Finanzielle Situation einer Frau im Alter ist unsicher

Auch wenn die Gründe für diese Wissenslücke noch nicht geklärt sind, steht dennoch fest, dass sie teilweise gravierende Konsequenzen nach sich zieht. Das geringere Finanzwissen vieler Frauen führt dazu, dass sie eher zu unvorteilhaften ökonomischen Entscheidungen tendieren. So versäumen sie beispielsweise, ihr Geld gewinnbringend anzulegen.

Das ist problematisch, denn Frauen verfügen im Durchschnitt über weniger finanzielle Mittel als Männer, weil sie durch die Geburt ihrer Kinder die Erwerbstätigkeit unterbrechen. Somit ist die finanzielle Situation von Frauen am Ende ihres Lebens oft schlechter, als die der Männer.

Dennoch sehen die Forschenden einen Lichtblick: Frauen schätzen ihre Finanzkompetenzen oft richtig ein. Dadurch sind Bildungsprogramme, um die Wissenslücke zu schließen, besonders effektiv.

Signale der Finanzkompetenz beeinflussen die Qualität der Beratung

Diese Probleme von Menschen mit geringer Finanzkompetenz ließen sich eigentlich durch eine kompetente Finanzberatung lösen. Das ist aber in der Realität schwierig. Das Forschungsteam stellte fest, dass Kunden, die weniger Finanzwissen signalisieren, durchschnittlich eine schlechtere Beratung erhalten. Besonders gravierend fällt dieser Effekt für Frauen und Menschen ohne Hochschulbildung aus. Wenn Kunden einen niedrigen Bildungsstand haben oder weiblich sind, interpretieren Finanzberaterinnen und -berater dies oft als einen Hinweis auf eine geringere Finanzkompetenz.

Schätzen sie den Kunden als kompetent ein, erhält er eher eine gute Beratung. Denn der Finanzberater muss damit rechnen, dass der Kunde genug Wissen mitbringt, um seine Beratung zu beurteilen. Außerdem könnte sich der Kunde eine eigene Option überlegen, die dann mit den Ratschlägen des Beraters konkurriert.
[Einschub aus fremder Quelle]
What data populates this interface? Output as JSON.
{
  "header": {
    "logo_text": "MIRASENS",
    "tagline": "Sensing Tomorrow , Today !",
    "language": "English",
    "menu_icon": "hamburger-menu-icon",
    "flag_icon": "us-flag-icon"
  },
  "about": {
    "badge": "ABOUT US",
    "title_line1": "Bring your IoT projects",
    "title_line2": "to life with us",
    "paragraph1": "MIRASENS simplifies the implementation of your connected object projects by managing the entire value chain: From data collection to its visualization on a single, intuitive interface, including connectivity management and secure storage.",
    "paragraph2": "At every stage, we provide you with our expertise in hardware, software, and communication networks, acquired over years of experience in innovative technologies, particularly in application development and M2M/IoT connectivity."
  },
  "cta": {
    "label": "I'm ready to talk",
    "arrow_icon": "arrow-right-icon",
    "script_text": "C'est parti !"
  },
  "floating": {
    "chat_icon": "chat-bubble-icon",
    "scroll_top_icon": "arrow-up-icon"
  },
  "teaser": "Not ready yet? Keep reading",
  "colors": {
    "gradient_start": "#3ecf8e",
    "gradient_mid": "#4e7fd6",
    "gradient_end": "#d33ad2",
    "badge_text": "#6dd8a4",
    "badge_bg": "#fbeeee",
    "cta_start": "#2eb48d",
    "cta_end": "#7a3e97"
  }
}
Eine solche Motivation entfällt für Kunden, die als weniger kompetent einstuft werden. Sie bekommen dann eine schlechtere Beratung.
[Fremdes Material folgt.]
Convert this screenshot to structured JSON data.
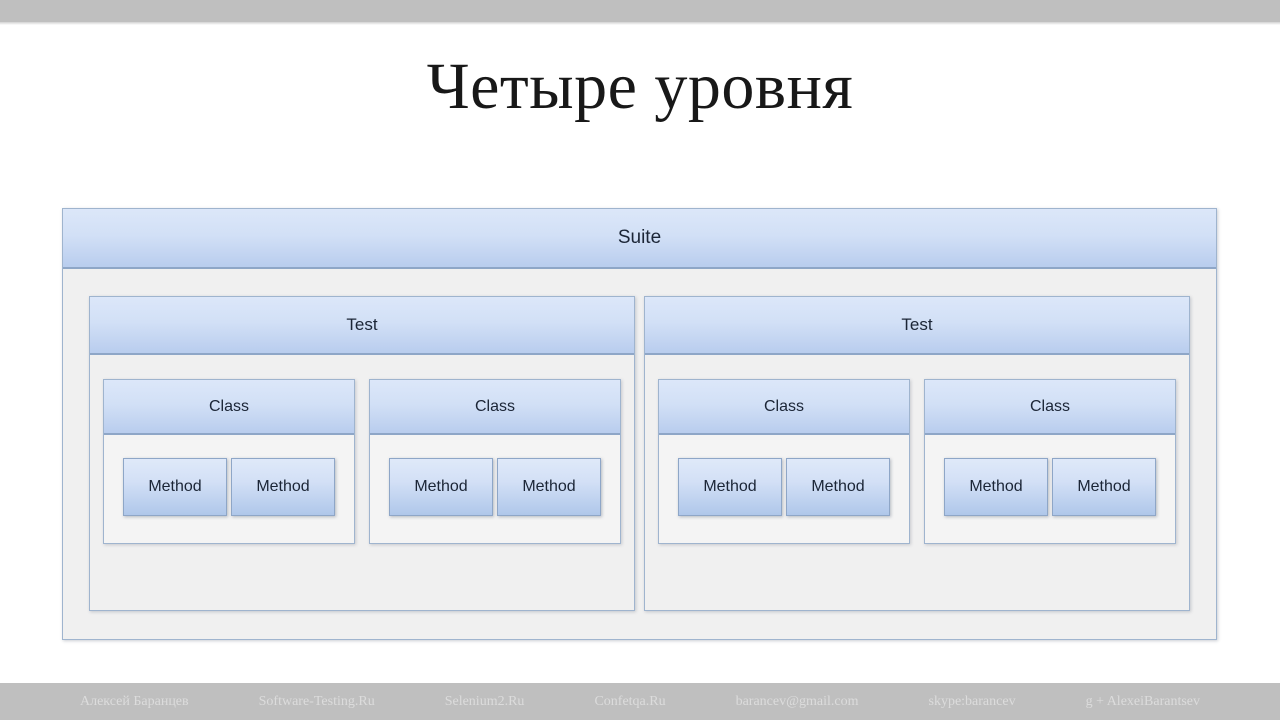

Tabea Bucher-Koenen, die inzwischen am Leibniz-Zentrum für Europäische Wirtschaftsforschung arbeitet, und Kollegen empfehlen dennoch, dass Menschen mit weniger Finanzwissen eine Beratung in Anspruch nehmen sollten, solange die zu erwartende Qualität über der eigenen Option liegt. Außerdem appellieren sie an die Politik, Maßnahmen durchzusetzen, um die Qualität der Finanzberatung zukünftig zu sichern.

Unterschiedliche Datenerhebungen wurden eingesetzt

Die Forschung basiert auf unterschiedlichen Datensätzen, zum Beispiel der groß angelegten Datenerhebung SAVE (Sparen und Altersvorsorge in Deutschland). Sie skizziert das Sparverhalten privater Haushalte in Deutschland zwischen 2001 und 2013. Von 2007 bis 2009 beinhaltete diese Umfrage auch Fragen zum Finanzwissen.